Anna Kendrick’s book Scrappy Little Nobody is a little more acerbic, a little deeper, and a little more honest, and a whole lot of fun. She doesn’t hesitate to tell it like it is, and she does tell some tales of what she’s witnessed in show business since her young years on Broadway, while keeping names withheld to protect the innocent and the guilty.
Kendrick’s humor is amply apparent in this book, and I actually found myself driving around aimlessly for about half an hour so I could finish the book without having to exit the car. I think that’s a pretty good indication for quality. One of my favorite parts is quoted below, and I think showcases her wit and writing skills.
“*Some dudes like to say that men have the instinct to spread their seed, while women are supposed to protect their reproductive organs from everything but the best sperm for the strongest potential offspring. By that logic every woman in the world should be saving herself for Dwayne “The Rock’ Johnson and never let any of you shitheads touch her. Seriously, you guys should stop using that argument.”
Kendrick’s book makes me want to sit down with her and a cup of coffee and just spend hours chatting about her life and whatever random topics come to mind. She’s funny, she’s sweet, and she feels like the best friend you haven’t met yet.
She covers topics like friend-zoning:
“Some bitter boys reading this might accuse me of “friend-zoning,” but I’d like to say that even if a girl has misinterpreted a situation that someone else thinks was obvious, she does not owe her male friends anything.”
Being seen as nice:
“I gave up on being Nice. I started putting more value on other qualities instead: passion, bravery, intelligence, practicality, humor, patience, fairness, sensitivity. Those last three might seem like they are covered by “nice,” but make no mistake, they are not. A person who smiles a lot and remembers everyone’s birthday can turn out to be undercover crazy, a compulsive thief, and boring to boot. I don’t put a lot of stock in nice. I’d prefer to be around people who have any of the above qualities over “niceness,” and I’d prefer it if that applied to me, too.”
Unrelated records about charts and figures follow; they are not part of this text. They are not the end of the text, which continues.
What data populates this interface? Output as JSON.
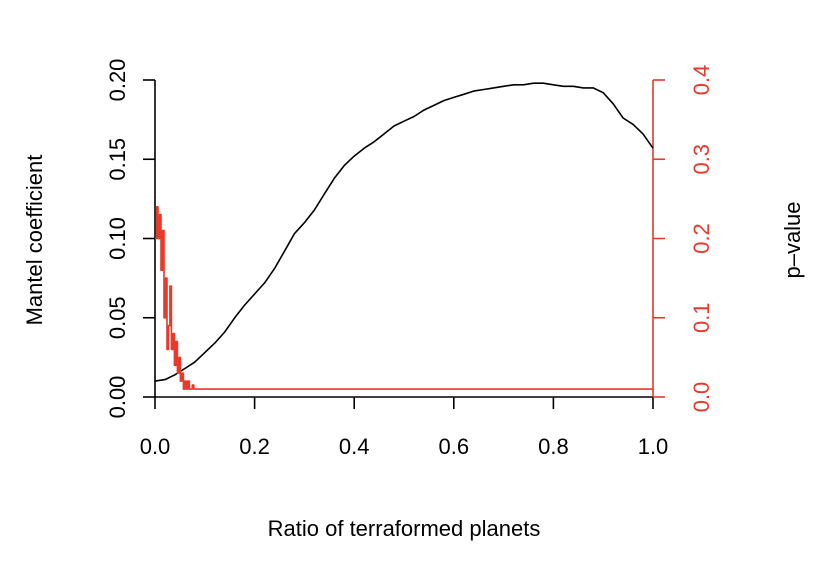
{
  "colors": {
    "primary": "#000000",
    "secondary": "#e8392a"
  },
  "chart_data": {
    "type": "line",
    "xlabel": "Ratio of terraformed planets",
    "ylabel": "Mantel coefficient",
    "y2label": "p–value",
    "xlim": [
      0.0,
      1.0
    ],
    "ylim": [
      0.0,
      0.2
    ],
    "y2lim": [
      0.0,
      0.4
    ],
    "x_ticks": [
      "0.0",
      "0.2",
      "0.4",
      "0.6",
      "0.8",
      "1.0"
    ],
    "y_ticks": [
      "0.00",
      "0.05",
      "0.10",
      "0.15",
      "0.20"
    ],
    "y2_ticks": [
      "0.0",
      "0.1",
      "0.2",
      "0.3",
      "0.4"
    ],
    "series": [
      {
        "axis": "left",
        "x": [
          0.0,
          0.02,
          0.04,
          0.06,
          0.08,
          0.1,
          0.12,
          0.14,
          0.16,
          0.18,
          0.2,
          0.22,
          0.24,
          0.26,
          0.28,
          0.3,
          0.32,
          0.34,
          0.36,
          0.38,
          0.4,
          0.42,
          0.44,
          0.46,
          0.48,
          0.5,
          0.52,
          0.54,
          0.56,
          0.58,
          0.6,
          0.62,
          0.64,
          0.66,
          0.68,
          0.7,
          0.72,
          0.74,
          0.76,
          0.78,
          0.8,
          0.82,
          0.84,
          0.86,
          0.88,
          0.9,
          0.92,
          0.94,
          0.96,
          0.98,
          1.0
        ],
        "values": [
          0.01,
          0.011,
          0.014,
          0.018,
          0.022,
          0.028,
          0.034,
          0.041,
          0.05,
          0.058,
          0.065,
          0.072,
          0.081,
          0.092,
          0.103,
          0.11,
          0.118,
          0.128,
          0.138,
          0.146,
          0.152,
          0.157,
          0.161,
          0.166,
          0.171,
          0.174,
          0.177,
          0.181,
          0.184,
          0.187,
          0.189,
          0.191,
          0.193,
          0.194,
          0.195,
          0.196,
          0.197,
          0.197,
          0.198,
          0.198,
          0.197,
          0.196,
          0.196,
          0.195,
          0.195,
          0.192,
          0.185,
          0.176,
          0.172,
          0.166,
          0.157
        ]
      },
      {
        "axis": "right",
        "x": [
          0.0,
          0.003,
          0.006,
          0.009,
          0.012,
          0.015,
          0.018,
          0.021,
          0.024,
          0.027,
          0.03,
          0.033,
          0.036,
          0.039,
          0.042,
          0.045,
          0.048,
          0.051,
          0.054,
          0.057,
          0.06,
          0.063,
          0.066,
          0.069,
          0.072,
          0.075,
          0.078,
          0.081,
          0.085,
          0.09,
          0.095,
          0.1,
          0.2,
          0.4,
          0.6,
          0.8,
          1.0
        ],
        "values": [
          0.2,
          0.24,
          0.2,
          0.23,
          0.16,
          0.21,
          0.1,
          0.15,
          0.06,
          0.09,
          0.14,
          0.06,
          0.08,
          0.04,
          0.07,
          0.03,
          0.05,
          0.02,
          0.03,
          0.01,
          0.02,
          0.01,
          0.02,
          0.01,
          0.01,
          0.015,
          0.01,
          0.01,
          0.01,
          0.01,
          0.01,
          0.01,
          0.01,
          0.01,
          0.01,
          0.01,
          0.01
        ]
      }
    ]
  }
}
Learning lessons while working:
“People being tough with you doesn’t mean they’re villains.”
“I lost a Tony Award to Broadway legend Audra McDonald when I was twelve, so I’ve been a bitter bitch since before my first period.”
And more. Like I said, it’s hilariously funny to listen to. I hope I can have half the wit and charm of Kendrick, or at least the ability to be utterly myself without giving a shit what others think of me. I laughed, I loved, and I wanted to plaster some of her words across my former TrapperKeeper as a reminder of what to keep true. I hope she writes another book- I’d love to sit down and hear more straight from Anna’s wonderful mind.